Короче, вскоре все начальники отделов садовых и декоративных насаждений в городских и местных советах на севере и в центре страны — а именно от них мы получали наши главные заказы и доходы — перестали принимать Довика в своих кабинетах и начали сами приезжать к нам, и они сидели под большой шелковицей, и разговаривали, и ели Эйтанову похлебку. А когда наши дети — близняшки Довика и Далии, Дафна и Дорит, и наш Нета — немного подросли, они стали возвращаться из школы не домой, а прямо в питомник, и каждый их учебный день кончался теперь одинаково: Далия еще была на своей работе в поселковом Совете, я — на своей работе в школе, Довик — в конторе рассадника, а Эйтан, который всегда был занят в питомнике, просил покупателей подождать минутку, зачерпывал для каждого малыша полную ложку из чугунка, убеждался, что они едят как надо, а потом усаживал их делать уроки за одним из садовых столов, которые мы здесь продаем.

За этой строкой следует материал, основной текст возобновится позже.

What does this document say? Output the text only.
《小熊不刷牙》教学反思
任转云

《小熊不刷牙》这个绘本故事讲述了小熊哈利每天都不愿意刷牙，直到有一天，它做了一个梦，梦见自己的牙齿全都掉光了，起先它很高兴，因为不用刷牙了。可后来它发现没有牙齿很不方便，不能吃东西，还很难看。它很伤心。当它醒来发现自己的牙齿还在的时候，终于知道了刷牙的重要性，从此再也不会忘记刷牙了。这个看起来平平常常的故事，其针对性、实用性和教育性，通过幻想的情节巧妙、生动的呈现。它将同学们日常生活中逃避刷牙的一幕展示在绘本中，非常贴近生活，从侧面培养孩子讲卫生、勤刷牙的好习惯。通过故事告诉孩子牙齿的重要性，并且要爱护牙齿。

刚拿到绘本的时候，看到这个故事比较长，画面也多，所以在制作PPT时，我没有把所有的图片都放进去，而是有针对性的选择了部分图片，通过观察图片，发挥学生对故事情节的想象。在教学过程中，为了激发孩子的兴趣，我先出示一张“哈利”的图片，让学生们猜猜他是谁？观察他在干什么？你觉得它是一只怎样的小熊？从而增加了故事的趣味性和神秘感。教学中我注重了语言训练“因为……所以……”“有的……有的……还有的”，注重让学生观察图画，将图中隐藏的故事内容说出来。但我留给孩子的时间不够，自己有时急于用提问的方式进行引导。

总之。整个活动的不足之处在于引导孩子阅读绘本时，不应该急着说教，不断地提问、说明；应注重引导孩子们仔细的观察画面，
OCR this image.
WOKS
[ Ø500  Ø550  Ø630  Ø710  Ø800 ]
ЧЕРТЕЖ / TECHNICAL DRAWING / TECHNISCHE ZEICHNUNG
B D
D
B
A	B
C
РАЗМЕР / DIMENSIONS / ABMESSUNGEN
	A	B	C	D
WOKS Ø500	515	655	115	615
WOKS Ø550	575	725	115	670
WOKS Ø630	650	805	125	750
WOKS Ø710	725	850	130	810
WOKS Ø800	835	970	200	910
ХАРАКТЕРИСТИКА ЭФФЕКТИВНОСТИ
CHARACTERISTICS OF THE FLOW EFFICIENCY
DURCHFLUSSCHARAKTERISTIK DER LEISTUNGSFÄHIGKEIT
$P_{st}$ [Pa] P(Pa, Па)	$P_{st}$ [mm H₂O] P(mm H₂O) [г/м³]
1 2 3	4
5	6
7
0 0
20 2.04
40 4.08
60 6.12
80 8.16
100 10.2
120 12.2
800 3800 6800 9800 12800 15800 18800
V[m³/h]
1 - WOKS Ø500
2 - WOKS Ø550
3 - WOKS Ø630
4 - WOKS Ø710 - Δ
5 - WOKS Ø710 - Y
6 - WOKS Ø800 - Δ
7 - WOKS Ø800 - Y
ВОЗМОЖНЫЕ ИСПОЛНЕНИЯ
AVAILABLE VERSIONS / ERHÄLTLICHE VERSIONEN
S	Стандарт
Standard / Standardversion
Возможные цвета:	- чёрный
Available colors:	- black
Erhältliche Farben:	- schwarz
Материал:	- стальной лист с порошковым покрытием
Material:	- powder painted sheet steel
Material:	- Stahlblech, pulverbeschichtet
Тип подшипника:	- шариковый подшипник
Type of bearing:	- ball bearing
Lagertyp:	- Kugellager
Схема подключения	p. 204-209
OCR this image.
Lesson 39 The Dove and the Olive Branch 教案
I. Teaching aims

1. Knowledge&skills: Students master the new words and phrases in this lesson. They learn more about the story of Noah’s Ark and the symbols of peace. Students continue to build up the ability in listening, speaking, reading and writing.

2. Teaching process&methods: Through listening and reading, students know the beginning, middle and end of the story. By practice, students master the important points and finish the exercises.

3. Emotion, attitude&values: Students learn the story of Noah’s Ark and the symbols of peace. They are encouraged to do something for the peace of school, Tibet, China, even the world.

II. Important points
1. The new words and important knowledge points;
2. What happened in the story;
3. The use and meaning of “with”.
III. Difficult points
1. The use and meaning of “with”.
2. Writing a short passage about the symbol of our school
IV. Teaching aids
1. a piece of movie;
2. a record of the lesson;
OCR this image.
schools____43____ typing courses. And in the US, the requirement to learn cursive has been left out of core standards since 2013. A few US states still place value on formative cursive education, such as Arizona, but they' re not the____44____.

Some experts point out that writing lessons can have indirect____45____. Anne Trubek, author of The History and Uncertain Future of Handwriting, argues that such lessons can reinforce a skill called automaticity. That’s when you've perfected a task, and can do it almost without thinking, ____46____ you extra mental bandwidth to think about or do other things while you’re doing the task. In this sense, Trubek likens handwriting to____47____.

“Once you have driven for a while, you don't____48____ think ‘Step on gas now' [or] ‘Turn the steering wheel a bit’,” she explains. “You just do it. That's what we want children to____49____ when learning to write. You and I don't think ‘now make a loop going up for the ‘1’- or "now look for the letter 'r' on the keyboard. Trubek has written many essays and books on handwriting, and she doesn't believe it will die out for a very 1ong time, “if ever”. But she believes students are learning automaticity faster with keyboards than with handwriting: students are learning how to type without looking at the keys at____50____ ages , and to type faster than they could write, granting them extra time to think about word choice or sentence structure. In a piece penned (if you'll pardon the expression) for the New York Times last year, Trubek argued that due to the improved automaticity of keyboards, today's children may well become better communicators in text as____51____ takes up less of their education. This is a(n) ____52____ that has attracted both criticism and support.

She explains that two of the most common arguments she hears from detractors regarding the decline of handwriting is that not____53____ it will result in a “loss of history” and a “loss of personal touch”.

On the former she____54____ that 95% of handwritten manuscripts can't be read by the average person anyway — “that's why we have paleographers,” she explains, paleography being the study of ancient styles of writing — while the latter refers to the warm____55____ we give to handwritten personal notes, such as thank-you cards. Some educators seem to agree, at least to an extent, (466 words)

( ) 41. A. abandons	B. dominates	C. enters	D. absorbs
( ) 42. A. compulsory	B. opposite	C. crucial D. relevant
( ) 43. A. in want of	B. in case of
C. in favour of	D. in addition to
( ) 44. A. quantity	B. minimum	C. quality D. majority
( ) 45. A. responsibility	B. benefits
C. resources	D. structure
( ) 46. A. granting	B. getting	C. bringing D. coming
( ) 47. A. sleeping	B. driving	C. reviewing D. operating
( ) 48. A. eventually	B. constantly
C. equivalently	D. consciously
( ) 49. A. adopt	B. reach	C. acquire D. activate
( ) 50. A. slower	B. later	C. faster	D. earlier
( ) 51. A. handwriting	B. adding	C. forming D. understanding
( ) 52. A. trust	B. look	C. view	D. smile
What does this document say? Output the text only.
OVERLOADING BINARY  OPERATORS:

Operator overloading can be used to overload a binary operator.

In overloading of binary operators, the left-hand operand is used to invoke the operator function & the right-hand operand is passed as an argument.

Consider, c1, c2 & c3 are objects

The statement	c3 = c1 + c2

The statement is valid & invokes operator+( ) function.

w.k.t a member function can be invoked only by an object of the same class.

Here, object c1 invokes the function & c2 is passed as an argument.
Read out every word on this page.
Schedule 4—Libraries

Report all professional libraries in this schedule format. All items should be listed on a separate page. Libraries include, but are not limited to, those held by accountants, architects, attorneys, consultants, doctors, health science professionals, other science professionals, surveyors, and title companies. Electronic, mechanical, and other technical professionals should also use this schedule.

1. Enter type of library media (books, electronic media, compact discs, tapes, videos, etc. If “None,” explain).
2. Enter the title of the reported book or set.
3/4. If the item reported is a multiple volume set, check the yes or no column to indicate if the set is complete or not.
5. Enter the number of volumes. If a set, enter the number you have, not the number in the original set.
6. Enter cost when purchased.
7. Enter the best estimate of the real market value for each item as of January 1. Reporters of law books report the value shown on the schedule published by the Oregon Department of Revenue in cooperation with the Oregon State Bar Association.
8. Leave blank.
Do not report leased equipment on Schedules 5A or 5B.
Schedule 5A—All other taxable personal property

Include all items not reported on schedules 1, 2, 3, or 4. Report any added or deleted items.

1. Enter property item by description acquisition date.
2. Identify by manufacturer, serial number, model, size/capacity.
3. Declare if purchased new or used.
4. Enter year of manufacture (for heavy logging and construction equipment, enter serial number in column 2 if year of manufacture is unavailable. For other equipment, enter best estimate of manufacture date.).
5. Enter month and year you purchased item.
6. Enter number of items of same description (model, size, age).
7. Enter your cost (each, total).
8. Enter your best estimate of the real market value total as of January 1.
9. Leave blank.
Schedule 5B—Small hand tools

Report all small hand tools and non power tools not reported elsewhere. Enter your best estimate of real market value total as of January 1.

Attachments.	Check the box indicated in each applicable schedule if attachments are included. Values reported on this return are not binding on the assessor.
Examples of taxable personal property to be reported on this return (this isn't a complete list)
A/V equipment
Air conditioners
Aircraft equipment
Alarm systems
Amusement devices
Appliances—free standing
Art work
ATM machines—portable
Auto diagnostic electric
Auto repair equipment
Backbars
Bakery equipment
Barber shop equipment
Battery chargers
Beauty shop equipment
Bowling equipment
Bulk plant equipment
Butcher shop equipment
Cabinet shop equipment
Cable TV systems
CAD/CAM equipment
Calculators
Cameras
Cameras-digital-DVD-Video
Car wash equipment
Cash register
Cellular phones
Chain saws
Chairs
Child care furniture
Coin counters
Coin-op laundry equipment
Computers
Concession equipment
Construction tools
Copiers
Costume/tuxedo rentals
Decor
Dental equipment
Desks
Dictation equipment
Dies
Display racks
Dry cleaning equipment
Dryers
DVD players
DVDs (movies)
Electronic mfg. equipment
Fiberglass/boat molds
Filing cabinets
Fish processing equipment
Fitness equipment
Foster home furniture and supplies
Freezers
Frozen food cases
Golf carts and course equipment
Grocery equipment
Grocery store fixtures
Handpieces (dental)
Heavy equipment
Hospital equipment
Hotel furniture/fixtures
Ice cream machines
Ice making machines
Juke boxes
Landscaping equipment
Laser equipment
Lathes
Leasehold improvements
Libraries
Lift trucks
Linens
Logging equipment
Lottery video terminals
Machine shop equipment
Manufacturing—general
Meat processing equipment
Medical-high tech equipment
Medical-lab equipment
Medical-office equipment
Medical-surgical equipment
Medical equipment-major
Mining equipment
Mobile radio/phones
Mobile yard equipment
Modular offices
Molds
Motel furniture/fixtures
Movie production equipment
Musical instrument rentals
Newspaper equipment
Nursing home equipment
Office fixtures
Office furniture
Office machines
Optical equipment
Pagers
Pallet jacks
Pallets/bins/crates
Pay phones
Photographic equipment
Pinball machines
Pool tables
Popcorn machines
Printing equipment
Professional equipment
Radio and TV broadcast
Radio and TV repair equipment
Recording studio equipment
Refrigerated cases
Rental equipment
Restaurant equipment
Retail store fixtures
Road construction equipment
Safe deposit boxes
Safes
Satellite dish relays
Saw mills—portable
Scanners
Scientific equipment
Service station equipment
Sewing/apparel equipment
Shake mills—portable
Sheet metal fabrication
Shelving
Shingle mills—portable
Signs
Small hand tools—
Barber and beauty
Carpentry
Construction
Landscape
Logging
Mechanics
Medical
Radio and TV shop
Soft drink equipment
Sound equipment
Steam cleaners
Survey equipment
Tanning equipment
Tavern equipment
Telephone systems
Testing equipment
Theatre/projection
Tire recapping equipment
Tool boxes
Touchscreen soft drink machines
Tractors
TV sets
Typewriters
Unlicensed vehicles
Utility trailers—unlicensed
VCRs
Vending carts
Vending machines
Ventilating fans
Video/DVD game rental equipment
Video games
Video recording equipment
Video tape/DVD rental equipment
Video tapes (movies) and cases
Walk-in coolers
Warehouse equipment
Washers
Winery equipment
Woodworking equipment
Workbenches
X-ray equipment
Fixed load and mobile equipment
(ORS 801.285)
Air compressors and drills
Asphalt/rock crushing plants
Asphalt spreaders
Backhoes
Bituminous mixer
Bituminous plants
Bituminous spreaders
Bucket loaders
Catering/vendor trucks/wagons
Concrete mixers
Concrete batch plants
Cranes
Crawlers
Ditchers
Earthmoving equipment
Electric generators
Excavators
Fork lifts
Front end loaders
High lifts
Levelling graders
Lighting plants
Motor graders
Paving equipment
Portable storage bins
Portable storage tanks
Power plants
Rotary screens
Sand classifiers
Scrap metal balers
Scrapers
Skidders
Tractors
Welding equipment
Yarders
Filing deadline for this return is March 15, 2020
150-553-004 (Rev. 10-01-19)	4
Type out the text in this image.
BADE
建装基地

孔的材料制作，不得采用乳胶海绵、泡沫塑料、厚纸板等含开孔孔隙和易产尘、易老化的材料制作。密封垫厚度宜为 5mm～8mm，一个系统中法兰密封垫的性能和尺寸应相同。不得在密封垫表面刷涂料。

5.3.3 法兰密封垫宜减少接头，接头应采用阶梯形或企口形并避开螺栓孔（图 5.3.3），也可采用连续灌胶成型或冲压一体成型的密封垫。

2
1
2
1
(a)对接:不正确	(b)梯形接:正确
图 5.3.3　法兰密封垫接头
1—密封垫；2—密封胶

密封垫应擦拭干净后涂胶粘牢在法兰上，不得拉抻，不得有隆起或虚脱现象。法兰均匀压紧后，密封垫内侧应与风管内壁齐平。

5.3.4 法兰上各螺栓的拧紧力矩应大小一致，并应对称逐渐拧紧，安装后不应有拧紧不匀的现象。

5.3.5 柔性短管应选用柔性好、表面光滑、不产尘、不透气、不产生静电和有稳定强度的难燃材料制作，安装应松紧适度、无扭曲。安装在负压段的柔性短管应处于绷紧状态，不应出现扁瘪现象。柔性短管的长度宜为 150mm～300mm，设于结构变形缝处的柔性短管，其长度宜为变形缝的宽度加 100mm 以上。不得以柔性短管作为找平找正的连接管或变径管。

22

Я помню: если они чего-то не понимали, он кричал на весь рассадник: «Есть здесь кто-нибудь, кто кончил среднюю школу? Ты? У тебя хватает терпения возиться с детьми? Тогда, пожалуйста, посиди с ними минутку и помоги им с уроками». И если они приводили с собой товарищей по классу, то и те после одного обеда у Эйтана уже не хотели есть у своих матерей, и в скором времени здесь образовался настоящий летний лагерь. Лагерь для детей двух возрастов — сорока-пятидесяти и пяти-шести лет. Знаете что — запишите все-таки эту «пойке» в свою тетрадку! Если бы мы продолжали варить в таких чугунках на кострах, может, и весь сионизм выглядел бы сегодня немного иначе.
Глава десятая
— Разве мы договорились на сегодня?
— Нет. Но я была у ваших соседей и решила зайти поздороваться.
— Очень мило с вашей стороны. Совсем как в том анекдоте про медведя на Аляске, который говорит охотнику: «Сдается мне, что ты не ради охоты возвращаешься сюда раз за разом». Не знаете? Ладно, может, когда вы немного повзрослеете и мы познакомимся поближе, я вам его расскажу. Сейчас мы с вами еще не на том этапе, когда я могу вам рассказывать такие непристойные анекдоты. Хотите чего-нибудь попить? Может, вместо чая с лимоном выпьете лимончелло а-ля Довик? Я как раз налила себе. Вы поймали меня на горячем. Вот, попробуйте? Вкусно?
— Очень. Но я не привыкла пить. И уж тем более в такое время…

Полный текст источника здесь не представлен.